Not Today

Warning: this post may contain triggers. Please avoid if you’re triggered by posts about suicide and suicide prevention.

Most of you know I struggle with suicidal ideation. This simply means thinking about or planning suicide.

I wanted to share today more about that. It’s probably one of the hardest things for me to be open about next to my psychosis. I don’t like to admit that I’ve been in this place before. There is a HUGE sense of shame with any mental illness let alone allowing it to get as far as I have in the past.

I’ve attempted to take my own life at least 3 times. Some of these were triggered by life events and some just happened without any real warning.

It is weird for me because when I try to recall these instances it’s like trying to see through fog or a dirty window. The memories just aren’t very clear.
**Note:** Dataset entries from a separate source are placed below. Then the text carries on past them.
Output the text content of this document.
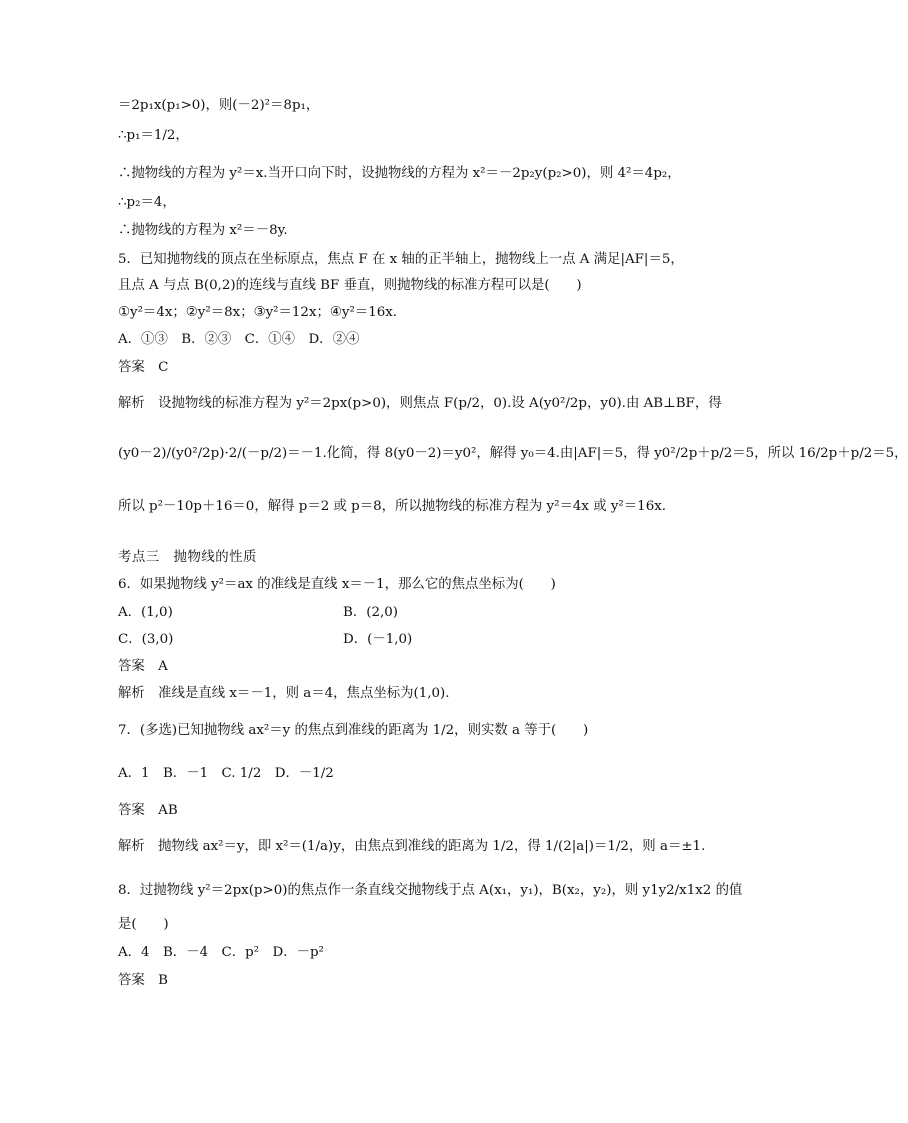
＝2p₁x(p₁>0)，则(－2)²＝8p₁，
∴p₁＝1/2，
∴抛物线的方程为 y²＝x.当开口向下时，设抛物线的方程为 x²＝－2p₂y(p₂>0)，则 4²＝4p₂，
∴p₂＝4，
∴抛物线的方程为 x²＝－8y.
5．已知抛物线的顶点在坐标原点，焦点 F 在 x 轴的正半轴上，抛物线上一点 A 满足|AF|＝5，
且点 A 与点 B(0,2)的连线与直线 BF 垂直，则抛物线的标准方程可以是(　　)
①y²＝4x；②y²＝8x；③y²＝12x；④y²＝16x.
A．①③　B．②③　C．①④　D．②④
答案　C
解析　设抛物线的标准方程为 y²＝2px(p>0)，则焦点 F(p/2，0).设 A(y0²/2p，y0).由 AB⊥BF，得
(y0－2)/(y0²/2p)·2/(－p/2)＝－1.化简，得 8(y0－2)＝y0²，解得 y₀＝4.由|AF|＝5，得 y0²/2p＋p/2＝5，所以 16/2p＋p/2＝5，
所以 p²－10p＋16＝0，解得 p＝2 或 p＝8，所以抛物线的标准方程为 y²＝4x 或 y²＝16x.
考点三　抛物线的性质
6．如果抛物线 y²＝ax 的准线是直线 x＝－1，那么它的焦点坐标为(　　)
A．(1,0)	B．(2,0)
C．(3,0)	D．(－1,0)
答案　A
解析　准线是直线 x＝－1，则 a＝4，焦点坐标为(1,0).
7．(多选)已知抛物线 ax²＝y 的焦点到准线的距离为 1/2，则实数 a 等于(　　)
A．1　B．－1　C. 1/2　D．－1/2
答案　AB
解析　抛物线 ax²＝y，即 x²＝(1/a)y，由焦点到准线的距离为 1/2，得 1/(2|a|)＝1/2，则 a＝±1.
8．过抛物线 y²＝2px(p>0)的焦点作一条直线交抛物线于点 A(x₁，y₁)，B(x₂，y₂)，则 y1y2/x1x2 的值
是(　　)
A．4　B．－4　C．p²　D．－p²
答案　B
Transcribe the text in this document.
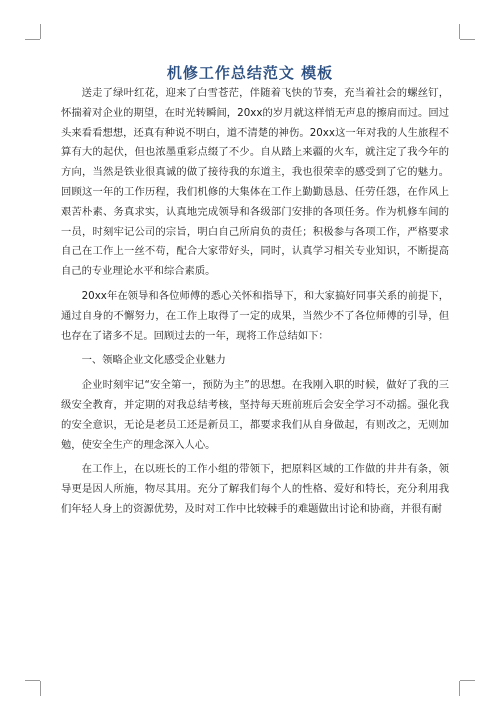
机修工作总结范文 模板

送走了绿叶红花，迎来了白雪苍茫，伴随着飞快的节奏，充当着社会的螺丝钉，怀揣着对企业的期望，在时光转瞬间，20xx的岁月就这样悄无声息的擦肩而过。回过头来看看想想，还真有种说不明白，道不清楚的神伤。20xx这一年对我的人生旅程不算有大的起伏，但也浓墨重彩点缀了不少。自从踏上来疆的火车，就注定了我今年的方向，当然是铁业很真诚的做了接待我的东道主，我也很荣幸的感受到了它的魅力。回顾这一年的工作历程，我们机修的大集体在工作上勤勤恳恳、任劳任怨，在作风上艰苦朴素、务真求实，认真地完成领导和各级部门安排的各项任务。作为机修车间的一员，时刻牢记公司的宗旨，明白自己所肩负的责任；积极参与各项工作，严格要求自己在工作上一丝不苟，配合大家带好头，同时，认真学习相关专业知识，不断提高自己的专业理论水平和综合素质。

20xx年在领导和各位师傅的悉心关怀和指导下，和大家搞好同事关系的前提下，通过自身的不懈努力，在工作上取得了一定的成果，当然少不了各位师傅的引导，但也存在了诸多不足。回顾过去的一年，现将工作总结如下：

一、领略企业文化感受企业魅力

企业时刻牢记“安全第一，预防为主”的思想。在我刚入职的时候，做好了我的三级安全教育，并定期的对我总结考核，坚持每天班前班后会安全学习不动摇。强化我的安全意识，无论是老员工还是新员工，都要求我们从自身做起，有则改之，无则加勉，使安全生产的理念深入人心。

在工作上，在以班长的工作小组的带领下，把原料区域的工作做的井井有条，领导更是因人所施，物尽其用。充分了解我们每个人的性格、爱好和特长，充分利用我们年轻人身上的资源优势，及时对工作中比较棘手的难题做出讨论和协商，并很有耐
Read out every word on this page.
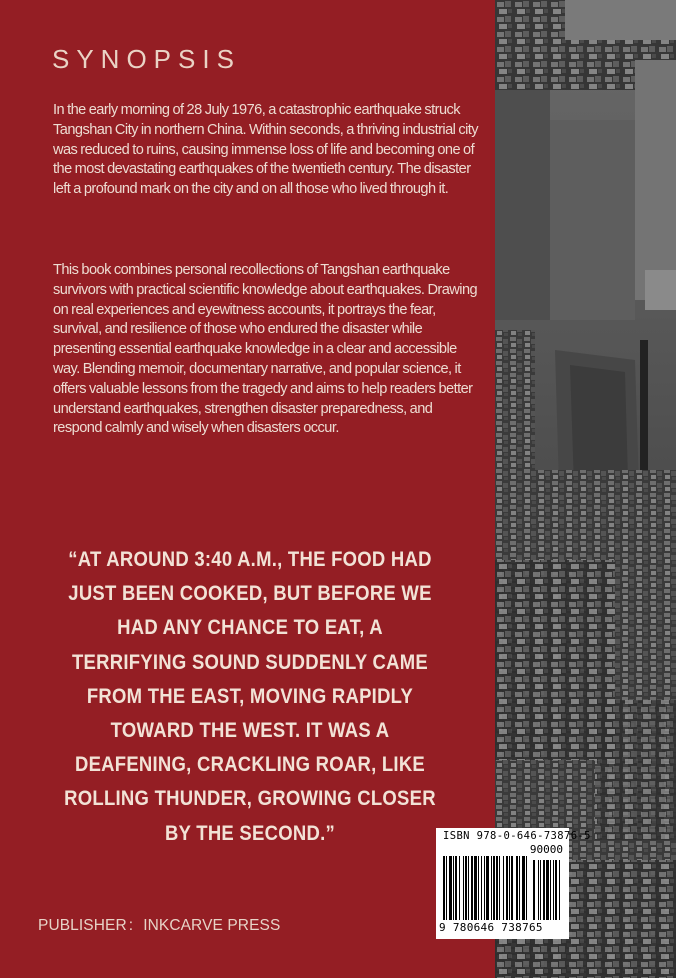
SYNOPSIS

In the early morning of 28 July 1976, a catastrophic earthquake struck Tangshan City in northern China. Within seconds, a thriving industrial city was reduced to ruins, causing immense loss of life and becoming one of the most devastating earthquakes of the twentieth century. The disaster left a profound mark on the city and on all those who lived through it.

This book combines personal recollections of Tangshan earthquake survivors with practical scientific knowledge about earthquakes. Drawing on real experiences and eyewitness accounts, it portrays the fear, survival, and resilience of those who endured the disaster while presenting essential earthquake knowledge in a clear and accessible way. Blending memoir, documentary narrative, and popular science, it offers valuable lessons from the tragedy and aims to help readers better understand earthquakes, strengthen disaster preparedness, and respond calmly and wisely when disasters occur.

“AT AROUND 3:40 A.M., THE FOOD HAD JUST BEEN COOKED, BUT BEFORE WE HAD ANY CHANCE TO EAT, A TERRIFYING SOUND SUDDENLY CAME FROM THE EAST, MOVING RAPIDLY TOWARD THE WEST. IT WAS A DEAFENING, CRACKLING ROAR, LIKE ROLLING THUNDER, GROWING CLOSER BY THE SECOND.”

PUBLISHER : INKCARVE PRESS
ISBN 978-0-646-73876-5
90000
9 780646 738765
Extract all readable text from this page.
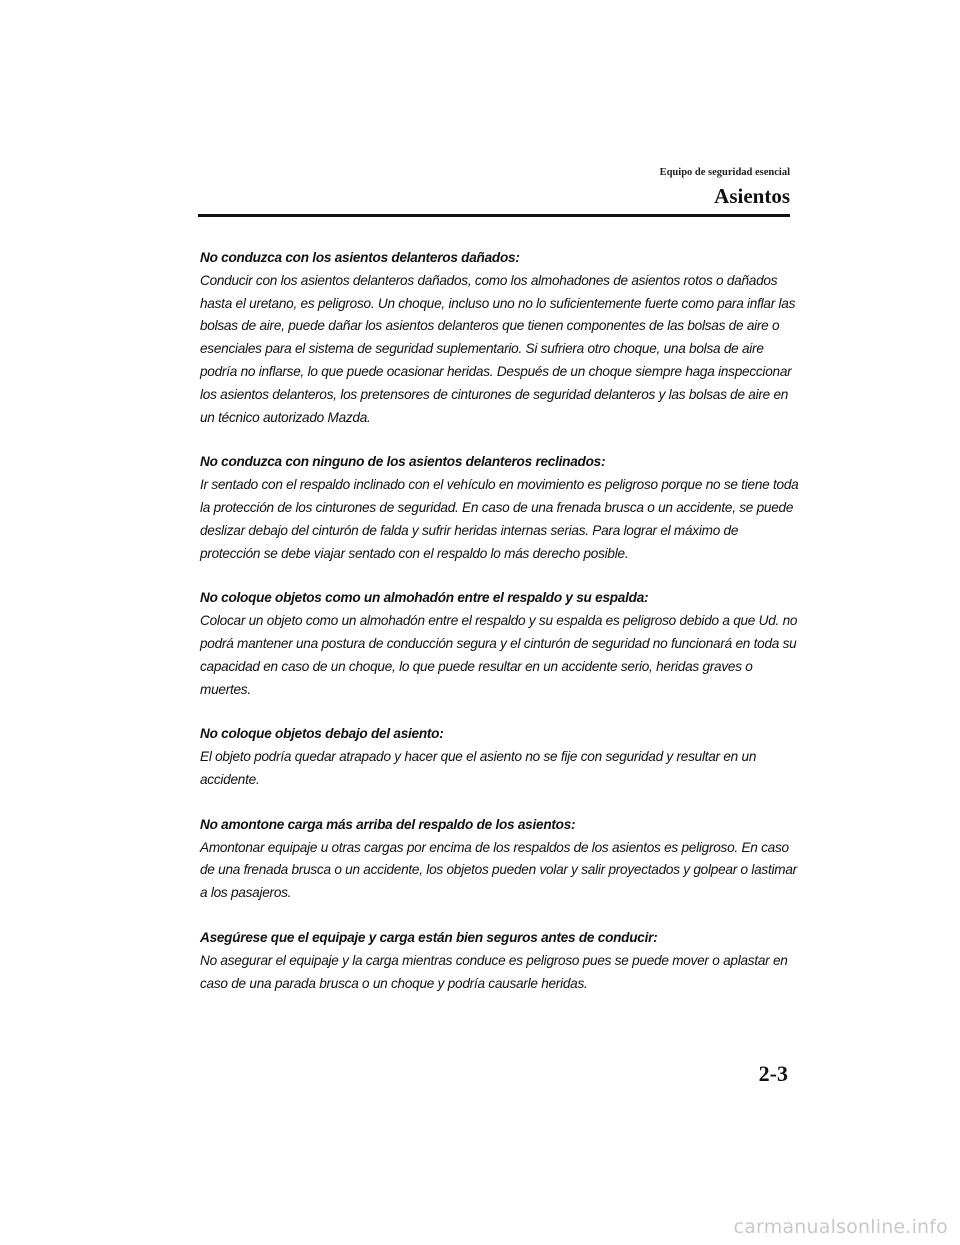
Equipo de seguridad esencial
Asientos
No conduzca con los asientos delanteros dañados:
Conducir con los asientos delanteros dañados, como los almohadones de asientos rotos o dañados hasta el uretano, es peligroso. Un choque, incluso uno no lo suficientemente fuerte como para inflar las bolsas de aire, puede dañar los asientos delanteros que tienen componentes de las bolsas de aire o esenciales para el sistema de seguridad suplementario. Si sufriera otro choque, una bolsa de aire podría no inflarse, lo que puede ocasionar heridas. Después de un choque siempre haga inspeccionar los asientos delanteros, los pretensores de cinturones de seguridad delanteros y las bolsas de aire en un técnico autorizado Mazda.
No conduzca con ninguno de los asientos delanteros reclinados:
Ir sentado con el respaldo inclinado con el vehículo en movimiento es peligroso porque no se tiene toda la protección de los cinturones de seguridad. En caso de una frenada brusca o un accidente, se puede deslizar debajo del cinturón de falda y sufrir heridas internas serias. Para lograr el máximo de protección se debe viajar sentado con el respaldo lo más derecho posible.
No coloque objetos como un almohadón entre el respaldo y su espalda:
Colocar un objeto como un almohadón entre el respaldo y su espalda es peligroso debido a que Ud. no podrá mantener una postura de conducción segura y el cinturón de seguridad no funcionará en toda su capacidad en caso de un choque, lo que puede resultar en un accidente serio, heridas graves o muertes.
No coloque objetos debajo del asiento:
El objeto podría quedar atrapado y hacer que el asiento no se fije con seguridad y resultar en un accidente.
No amontone carga más arriba del respaldo de los asientos:
Amontonar equipaje u otras cargas por encima de los respaldos de los asientos es peligroso. En caso de una frenada brusca o un accidente, los objetos pueden volar y salir proyectados y golpear o lastimar a los pasajeros.
Asegúrese que el equipaje y carga están bien seguros antes de conducir:
No asegurar el equipaje y la carga mientras conduce es peligroso pues se puede mover o aplastar en caso de una parada brusca o un choque y podría causarle heridas.
2-3
carmanualsonline.info
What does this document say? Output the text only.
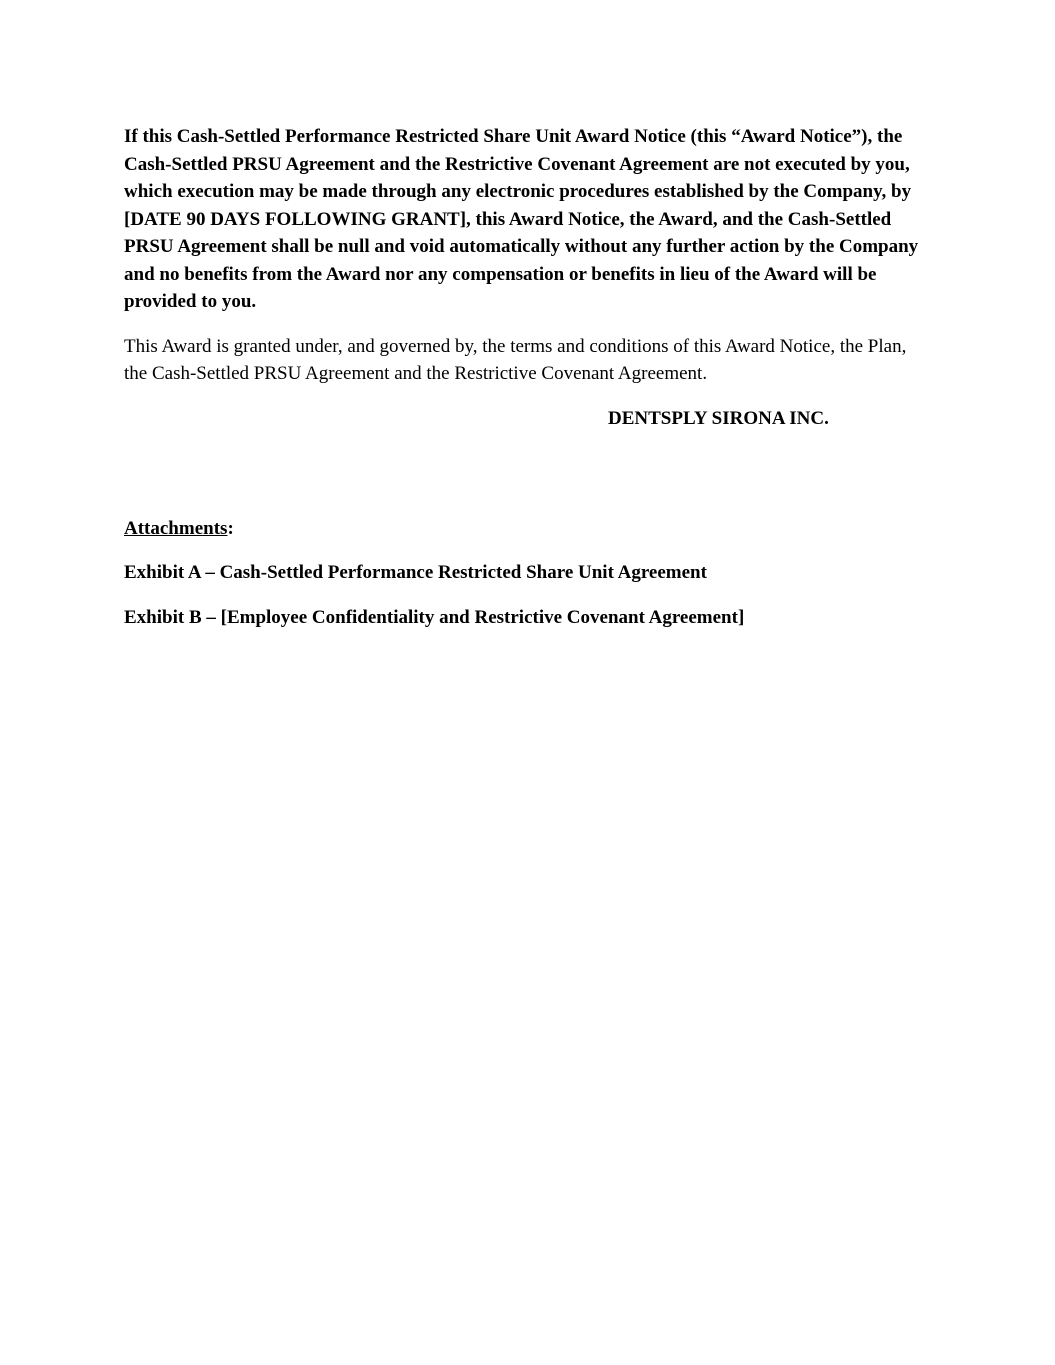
If this Cash-Settled Performance Restricted Share Unit Award Notice (this “Award Notice”), the Cash-Settled PRSU Agreement and the Restrictive Covenant Agreement are not executed by you, which execution may be made through any electronic procedures established by the Company, by [DATE 90 DAYS FOLLOWING GRANT], this Award Notice, the Award, and the Cash-Settled PRSU Agreement shall be null and void automatically without any further action by the Company and no benefits from the Award nor any compensation or benefits in lieu of the Award will be provided to you.

This Award is granted under, and governed by, the terms and conditions of this Award Notice, the Plan, the Cash-Settled PRSU Agreement and the Restrictive Covenant Agreement.

DENTSPLY SIRONA INC.

Attachments:

Exhibit A – Cash-Settled Performance Restricted Share Unit Agreement

Exhibit B – [Employee Confidentiality and Restrictive Covenant Agreement]
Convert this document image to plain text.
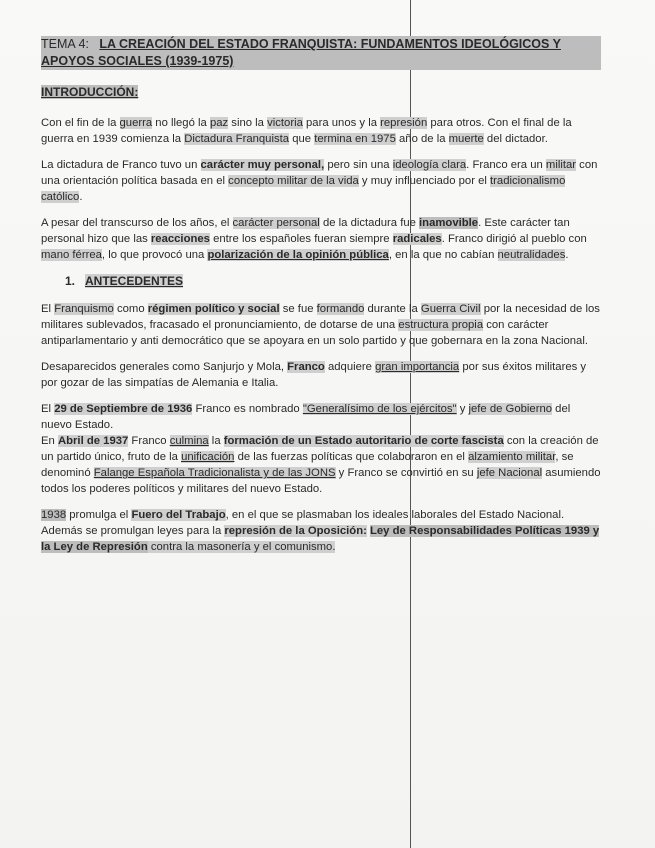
TEMA 4: LA CREACIÓN DEL ESTADO FRANQUISTA: FUNDAMENTOS IDEOLÓGICOS Y APOYOS SOCIALES (1939-1975)
INTRODUCCIÓN:

Con el fin de la guerra no llegó la paz sino la victoria para unos y la represión para otros. Con el final de la guerra en 1939 comienza la Dictadura Franquista que termina en 1975 año de la muerte del dictador.

La dictadura de Franco tuvo un carácter muy personal, pero sin una ideología clara. Franco era un militar con una orientación política basada en el concepto militar de la vida y muy influenciado por el tradicionalismo católico.

A pesar del transcurso de los años, el carácter personal de la dictadura fue inamovible. Este carácter tan personal hizo que las reacciones entre los españoles fueran siempre radicales. Franco dirigió al pueblo con mano férrea, lo que provocó una polarización de la opinión pública, en la que no cabían neutralidades.

1. ANTECEDENTES

El Franquismo como régimen político y social se fue formando durante la Guerra Civil por la necesidad de los militares sublevados, fracasado el pronunciamiento, de dotarse de una estructura propia con carácter antiparlamentario y anti democrático que se apoyara en un solo partido y que gobernara en la zona Nacional.

Desaparecidos generales como Sanjurjo y Mola, Franco adquiere gran importancia por sus éxitos militares y por gozar de las simpatías de Alemania e Italia.

El 29 de Septiembre de 1936 Franco es nombrado "Generalísimo de los ejércitos" y jefe de Gobierno del nuevo Estado.

En Abril de 1937 Franco culmina la formación de un Estado autoritario de corte fascista con la creación de un partido único, fruto de la unificación de las fuerzas políticas que colaboraron en el alzamiento militar, se denominó Falange Española Tradicionalista y de las JONS y Franco se convirtió en su jefe Nacional asumiendo todos los poderes políticos y militares del nuevo Estado.

1938 promulga el Fuero del Trabajo, en el que se plasmaban los ideales laborales del Estado Nacional.

Además se promulgan leyes para la represión de la Oposición: Ley de Responsabilidades Políticas 1939 y la Ley de Represión contra la masonería y el comunismo.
The first attempt was when I was 21. Loki actually saved me. I had lined up and counted out 55 pills and I was ready. Then at the time baby Loki crawled into my lap. I held him and cried and just knew that I couldn’t leave him alone in such a cruel world.

My other attempts I’m not ready to talk about yet. One happened before Ben came into my life and at least one happened after he was in my life.

I wanted to let you all know some of my warning signs that might help you notice them in others. One of the first things I do when I actually have a plan is I try to start giving away things most precious to me to the people I love. It’s almost like I’m trying to get things in order. I also talk a lot about death. I’ll talk about how it happens, what happens after, etc. I become very calm and precise. I would say it’s almost an eerie calm.

I don’t tell people about all of this to be macabre. I want to help others. I want loved ones to know what to look for. I love being able to be a mental health advocate and try and help. I hate making it personal and sharing my own story about suicidal thoughts.

Many of us who struggle will get a tattoo. You’ve seen them around they’re a tiny semicolon ; usually on someone’s hand. It represents for those who have survived a suicide attempt that they could have stopped but decided to keep going. I don’t care for that tattoo/symbol. But I do have my own little something.

I got this a few years ago. It is Arya Stark’s sword “Needle”. In Game of Thrones Arya’s sword/combat teacher asks her, “what do we say to the god of death?” The answer is, “not today.” My tattoo represents all the times I have said not today to death.

If you’re struggling or know someone who is, don’t be afraid to get help. I have many many times. It’s ok not to be ok.

What do we say to the god of death? Not today.